By way of comparison, there was only one Kos diary that mentioned the AMA in March, and none in April; but since the recent health-care announcement, there have been 18. A switch has been flipped; the organization is now worth paying attention to and criticizing.
“When President Obama addresses the AMA today, he will be speaking to a group that is acting more like a typical Washington special interest than one that is concerned about the health and well-being of all Americans,” said David Donnelly, national campaigns director of Public Campaign Action Fund.
No less than the New York Times editorial page has warned that perhaps you shouldn’t trust your doctor: “There is disturbing evidence that many do a lot more than is medically useful — and often reap financial benefits from over-treating their patients. No doubt a vast majority of doctors strive to do the best for their patients. But many are influenced by fee-for-service financial incentives and some are unabashed profiteers. . . . When President Obama speaks at the annual meeting of the American Medical Association on Monday he will need all of his persuasive powers to bring doctors into the campaign for health care reform. Doctors have been complicit in driving up health care costs. They need to become part of the solution.”
Had the AMA backed the public option, or remained neutral, would that editorial have been written?
When the AMA endorsed gun control and climate change, few Democrats or liberals felt that a group of doctors was meddling outside its area of expertise — even though few of the AMA’s members are criminologists or environmental scientists. Now, when the group warns that a legislative proposal threatens to greatly worsen the current system for providing care — and thus affect the AMA’s central mission — it is suddenly unrepresentative of the nation’s doctors, a “relic,” a “typical Washington special interest,” and “in fact complicit in driving up health care costs.”

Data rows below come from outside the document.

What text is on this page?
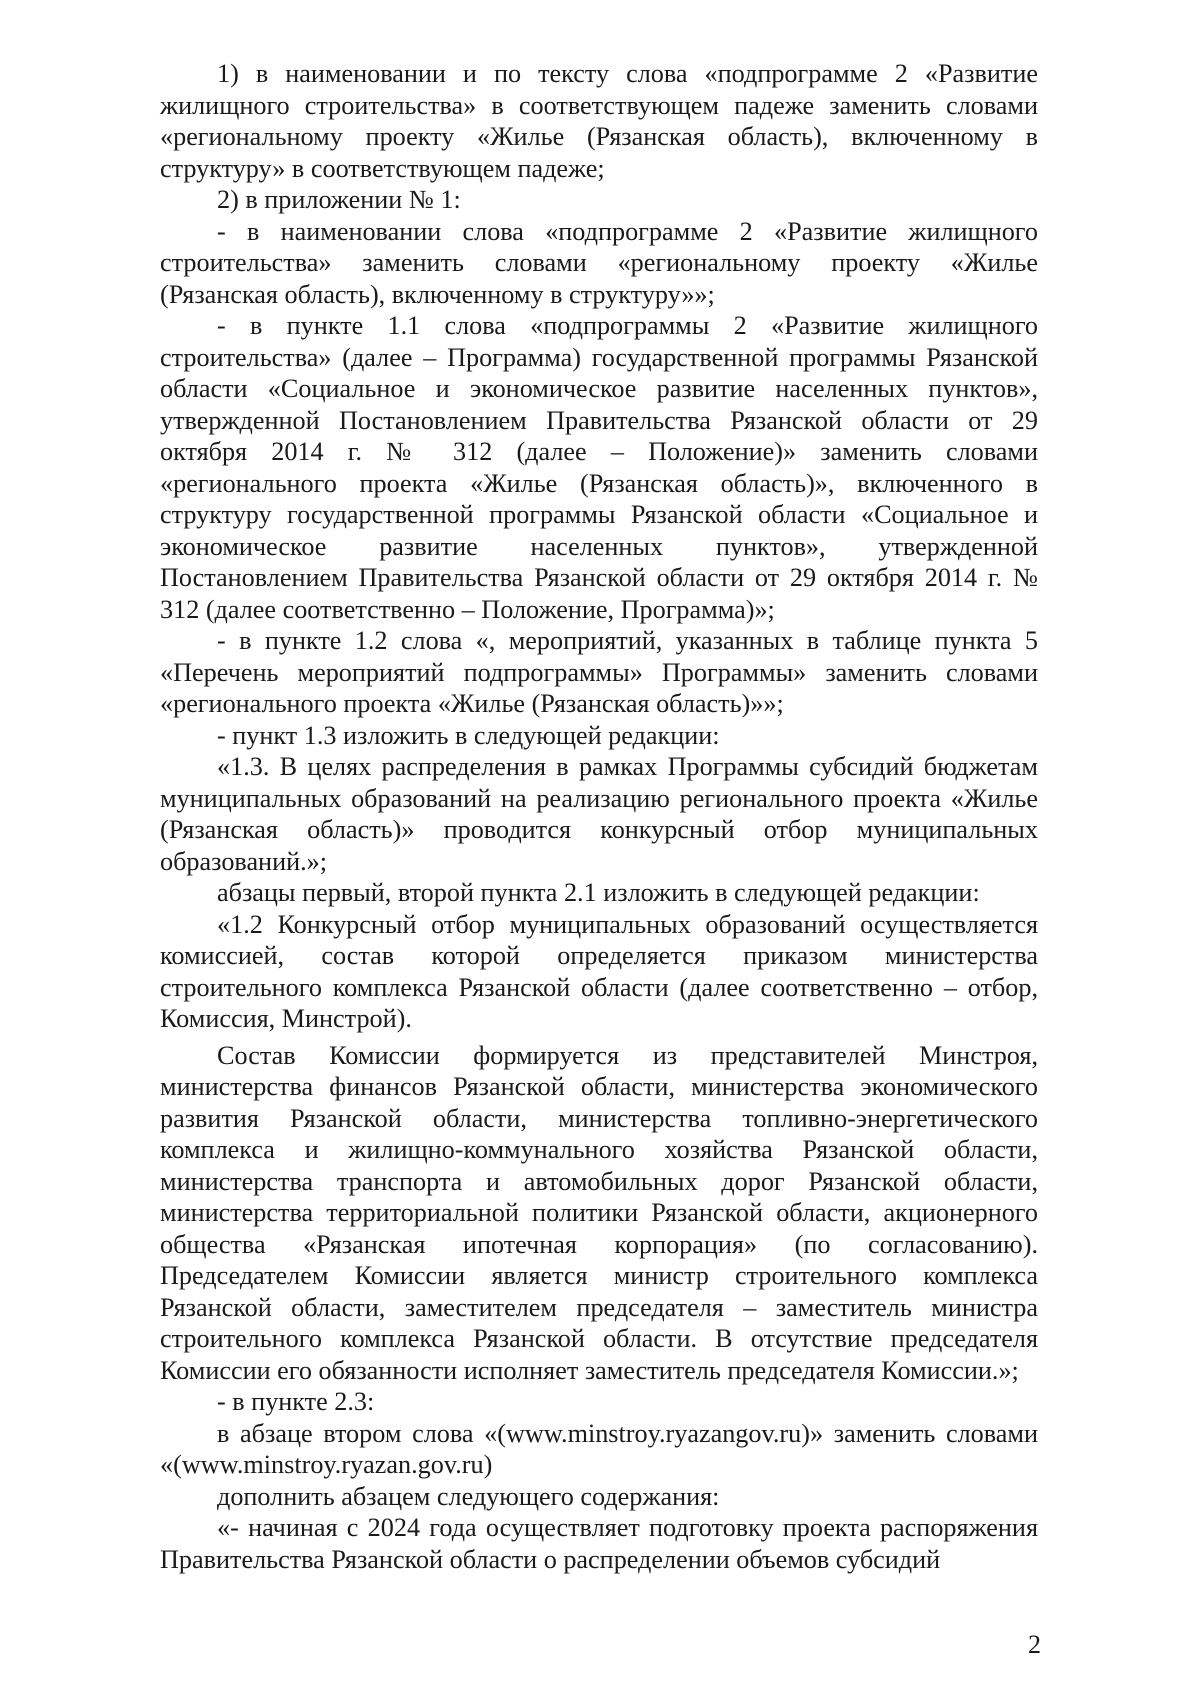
1) в наименовании и по тексту слова «подпрограмме 2 «Развитие жилищного строительства» в соответствующем падеже заменить словами «региональному проекту «Жилье (Рязанская область), включенному в структуру» в соответствующем падеже;

2) в приложении № 1:

- в наименовании слова «подпрограмме 2 «Развитие жилищного строительства» заменить словами «региональному проекту «Жилье (Рязанская область), включенному в структуру»»;

- в пункте 1.1 слова «подпрограммы 2 «Развитие жилищного строительства» (далее – Программа) государственной программы Рязанской области «Социальное и экономическое развитие населенных пунктов», утвержденной Постановлением Правительства Рязанской области от 29 октября 2014 г. № 312 (далее – Положение)» заменить словами «регионального проекта «Жилье (Рязанская область)», включенного в структуру государственной программы Рязанской области «Социальное и экономическое развитие населенных пунктов», утвержденной Постановлением Правительства Рязанской области от 29 октября 2014 г. № 312 (далее соответственно – Положение, Программа)»;

- в пункте 1.2 слова «, мероприятий, указанных в таблице пункта 5 «Перечень мероприятий подпрограммы» Программы» заменить словами «регионального проекта «Жилье (Рязанская область)»»;

- пункт 1.3 изложить в следующей редакции:

«1.3. В целях распределения в рамках Программы субсидий бюджетам муниципальных образований на реализацию регионального проекта «Жилье (Рязанская область)» проводится конкурсный отбор муниципальных образований.»;

абзацы первый, второй пункта 2.1 изложить в следующей редакции:

«1.2 Конкурсный отбор муниципальных образований осуществляется комиссией, состав которой определяется приказом министерства строительного комплекса Рязанской области (далее соответственно – отбор, Комиссия, Минстрой).

Состав Комиссии формируется из представителей Минстроя, министерства финансов Рязанской области, министерства экономического развития Рязанской области, министерства топливно-энергетического комплекса и жилищно-коммунального хозяйства Рязанской области, министерства транспорта и автомобильных дорог Рязанской области, министерства территориальной политики Рязанской области, акционерного общества «Рязанская ипотечная корпорация» (по согласованию). Председателем Комиссии является министр строительного комплекса Рязанской области, заместителем председателя – заместитель министра строительного комплекса Рязанской области. В отсутствие председателя Комиссии его обязанности исполняет заместитель председателя Комиссии.»;

- в пункте 2.3:

в абзаце втором слова «(www.minstroy.ryazangov.ru)» заменить словами «(www.minstroy.ryazan.gov.ru)

дополнить абзацем следующего содержания:

«- начиная с 2024 года осуществляет подготовку проекта распоряжения Правительства Рязанской области о распределении объемов субсидий

2
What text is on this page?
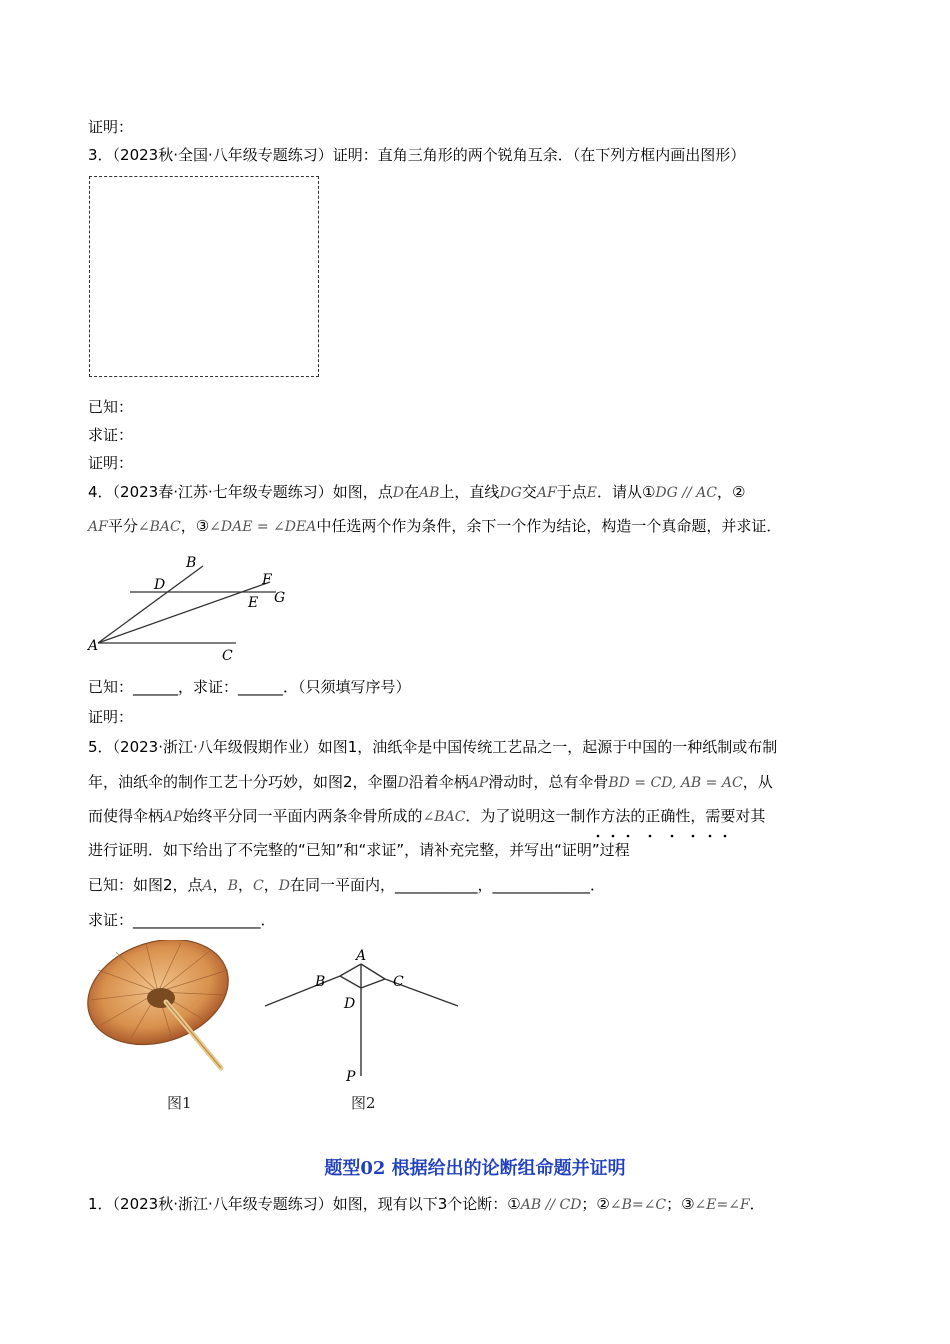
证明：
3．（2023秋·全国·八年级专题练习）证明：直角三角形的两个锐角互余．（在下列方框内画出图形）
已知：
求证：
证明：
4．（2023春·江苏·七年级专题练习）如图，点D在AB上，直线DG交AF于点E．请从①DG // AC，②
AF平分∠BAC，③∠DAE = ∠DEA中任选两个作为条件，余下一个作为结论，构造一个真命题，并求证．
B
D	F
E G
A
C
已知：______，求证：______．（只须填写序号）
证明：
5．（2023·浙江·八年级假期作业）如图1，油纸伞是中国传统工艺品之一，起源于中国的一种纸制或布制
年，油纸伞的制作工艺十分巧妙，如图2，伞圈D沿着伞柄AP滑动时，总有伞骨BD = CD, AB = AC，从
而使得伞柄AP始终平分同一平面内两条伞骨所成的∠BAC．为了说明这一制作方法的正确性，需要对其
进行证明．如下给出了不完整的“已知”和“求证”，请补充完整，并写出“证明”过程
已知：如图2，点A，B，C，D在同一平面内，___________，_____________．
求证：_________________．
A
B	C
D
P
图1	图2
题型02 根据给出的论断组命题并证明
1．（2023秋·浙江·八年级专题练习）如图，现有以下3个论断：①AB // CD；②∠B=∠C；③∠E=∠F．
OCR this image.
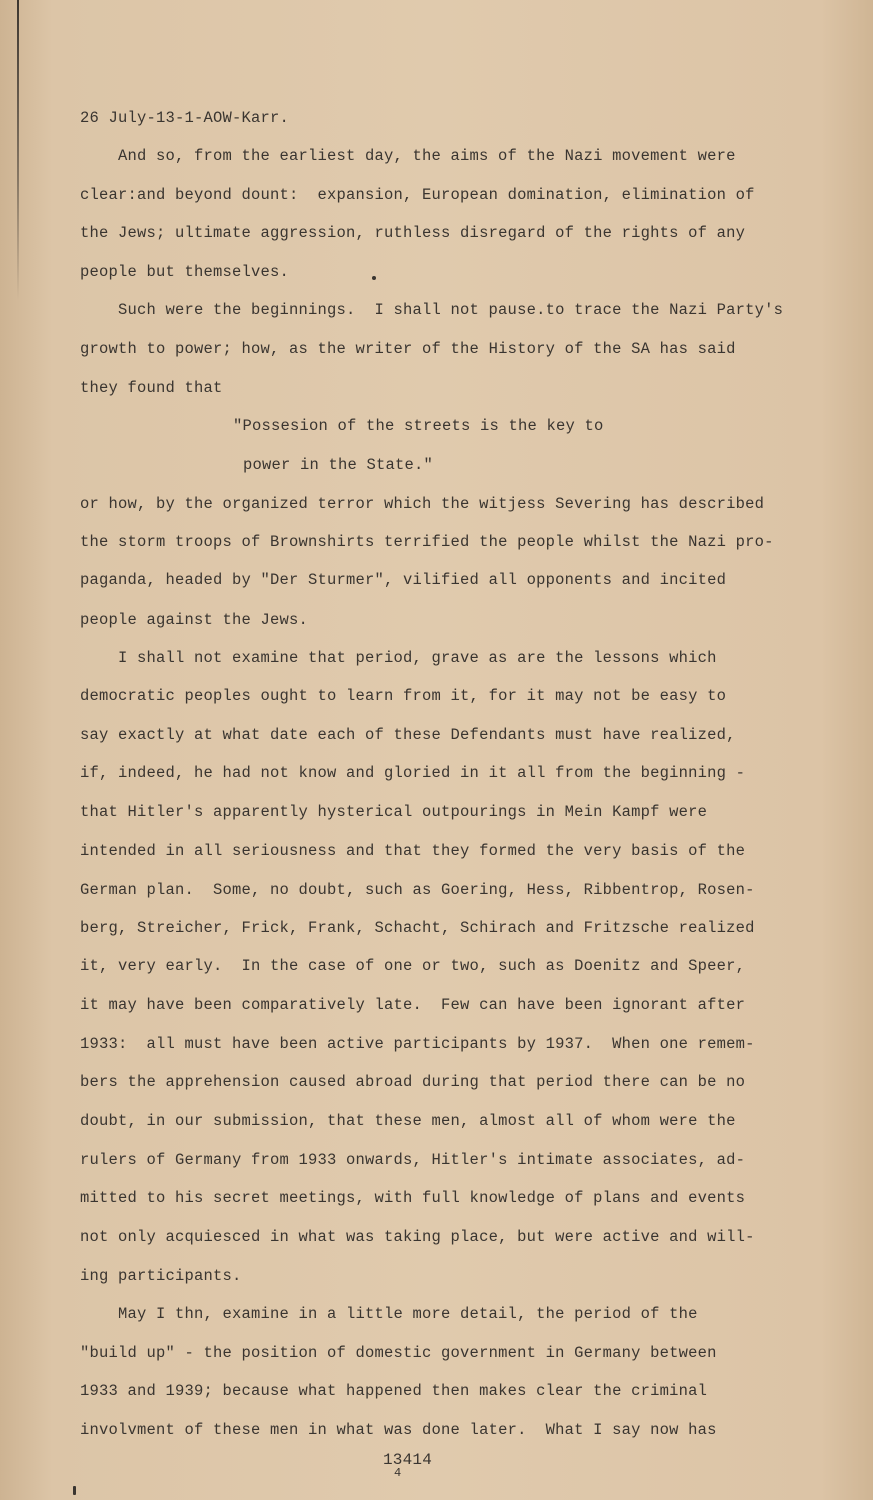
26 July-13-1-AOW-Karr.
And so, from the earliest day, the aims of the Nazi movement were
clear:and beyond dount:  expansion, European domination, elimination of
the Jews; ultimate aggression, ruthless disregard of the rights of any
people but themselves.
Such were the beginnings.  I shall not pause.to trace the Nazi Party's
growth to power; how, as the writer of the History of the SA has said
they found that
"Possesion of the streets is the key to
power in the State."
or how, by the organized terror which the witjess Severing has described
the storm troops of Brownshirts terrified the people whilst the Nazi pro-
paganda, headed by "Der Sturmer", vilified all opponents and incited
people against the Jews.
I shall not examine that period, grave as are the lessons which
democratic peoples ought to learn from it, for it may not be easy to
say exactly at what date each of these Defendants must have realized,
if, indeed, he had not know and gloried in it all from the beginning -
that Hitler's apparently hysterical outpourings in Mein Kampf were
intended in all seriousness and that they formed the very basis of the
German plan.  Some, no doubt, such as Goering, Hess, Ribbentrop, Rosen-
berg, Streicher, Frick, Frank, Schacht, Schirach and Fritzsche realized
it, very early.  In the case of one or two, such as Doenitz and Speer,
it may have been comparatively late.  Few can have been ignorant after
1933:  all must have been active participants by 1937.  When one remem-
bers the apprehension caused abroad during that period there can be no
doubt, in our submission, that these men, almost all of whom were the
rulers of Germany from 1933 onwards, Hitler's intimate associates, ad-
mitted to his secret meetings, with full knowledge of plans and events
not only acquiesced in what was taking place, but were active and will-
ing participants.
May I thn, examine in a little more detail, the period of the
"build up" - the position of domestic government in Germany between
1933 and 1939; because what happened then makes clear the criminal
involvment of these men in what was done later.  What I say now has
13414
4
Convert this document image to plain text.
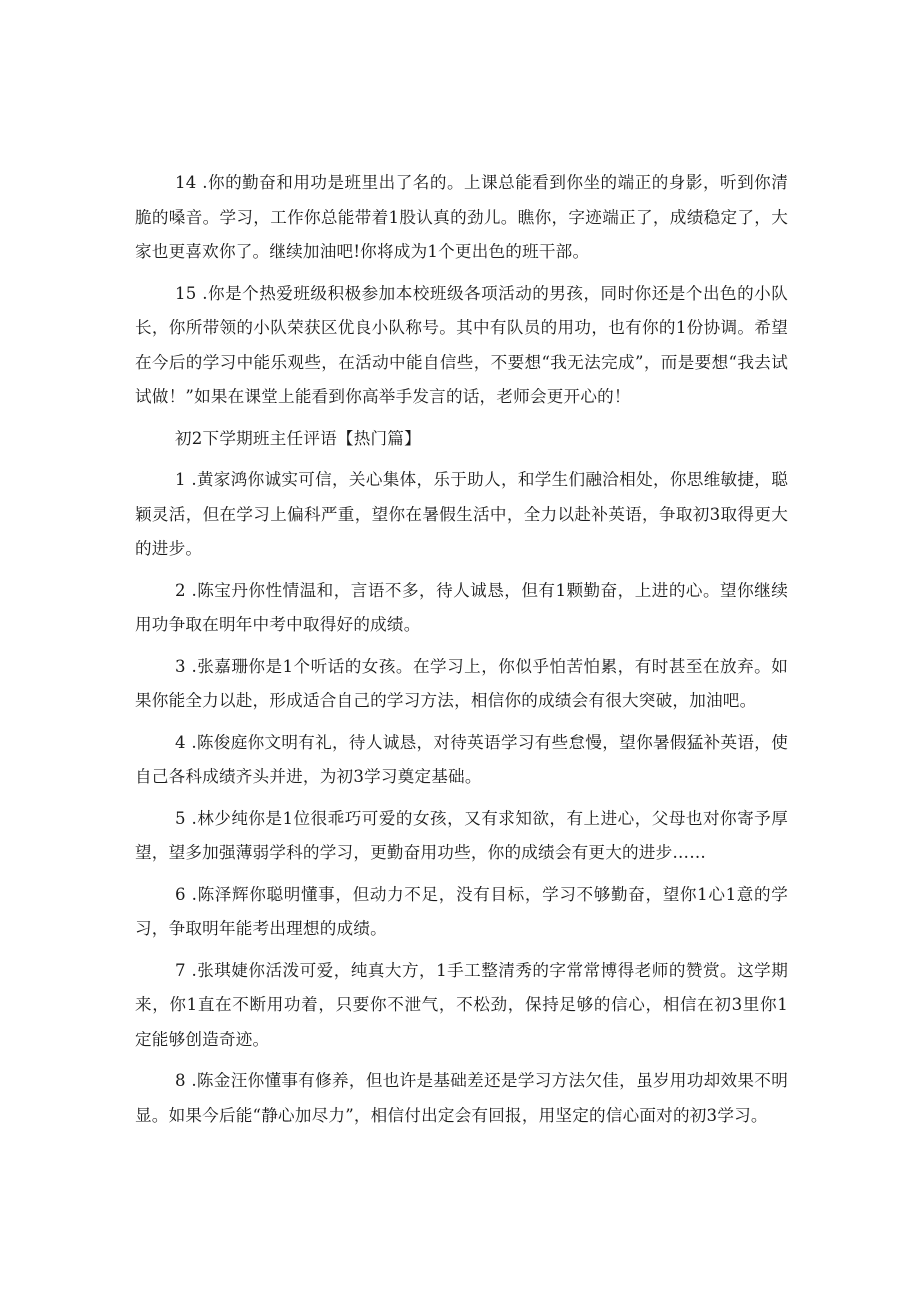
14 .你的勤奋和用功是班里出了名的。上课总能看到你坐的端正的身影，听到你清脆的嗓音。学习，工作你总能带着1股认真的劲儿。瞧你，字迹端正了，成绩稳定了，大家也更喜欢你了。继续加油吧!你将成为1个更出色的班干部。

15 .你是个热爱班级积极参加本校班级各项活动的男孩，同时你还是个出色的小队长，你所带领的小队荣获区优良小队称号。其中有队员的用功，也有你的1份协调。希望在今后的学习中能乐观些，在活动中能自信些，不要想“我无法完成”，而是要想“我去试试做！”如果在课堂上能看到你高举手发言的话，老师会更开心的！

初2下学期班主任评语【热门篇】

1 .黄家鸿你诚实可信，关心集体，乐于助人，和学生们融洽相处，你思维敏捷，聪颖灵活，但在学习上偏科严重，望你在暑假生活中，全力以赴补英语，争取初3取得更大的进步。

2 .陈宝丹你性情温和，言语不多，待人诚恳，但有1颗勤奋，上进的心。望你继续用功争取在明年中考中取得好的成绩。

3 .张嘉珊你是1个听话的女孩。在学习上，你似乎怕苦怕累，有时甚至在放弃。如果你能全力以赴，形成适合自己的学习方法，相信你的成绩会有很大突破，加油吧。

4 .陈俊庭你文明有礼，待人诚恳，对待英语学习有些怠慢，望你暑假猛补英语，使自己各科成绩齐头并进，为初3学习奠定基础。

5 .林少纯你是1位很乖巧可爱的女孩，又有求知欲，有上进心，父母也对你寄予厚望，望多加强薄弱学科的学习，更勤奋用功些，你的成绩会有更大的进步……

6 .陈泽辉你聪明懂事，但动力不足，没有目标，学习不够勤奋，望你1心1意的学习，争取明年能考出理想的成绩。

7 .张琪婕你活泼可爱，纯真大方，1手工整清秀的字常常博得老师的赞赏。这学期来，你1直在不断用功着，只要你不泄气，不松劲，保持足够的信心，相信在初3里你1定能够创造奇迹。

8 .陈金汪你懂事有修养，但也许是基础差还是学习方法欠佳，虽岁用功却效果不明显。如果今后能“静心加尽力”，相信付出定会有回报，用坚定的信心面对的初3学习。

If the AMA isn’t supposed to weigh in on an issue such as this, why does it exist? If it won’t look out for the interests of its membership, who will?
A political strategist who influenced Barack Obama once taught, “Pick the target, freeze it, personalize it, and polarize it.” Opposition from doctors could be fatal to the Obama plan; indeed, it represents the single-most dangerous threat to his vision of health-care reform. A politician voting “no” could always justify his decision by saying he trusted America’s doctors more than the administration. (Obama addressed this in his June 15 speech to the AMA in Chicago: “Americans — me included — just do what you recommend. That is why I will listen to you and work with you to pursue reform that works for you.”) So the AMA finds itself getting the Cramer treatment — rapidly elevated out of relative obscurity and turned into the public enemy du jour.
Polite as it seemed, Obama’s speech represented an ultimatum. He said he wanted to work with the organization — but recent history suggests that if the AMA doesn’t play ball, some of the president’s allies will continue dragging it through the mud.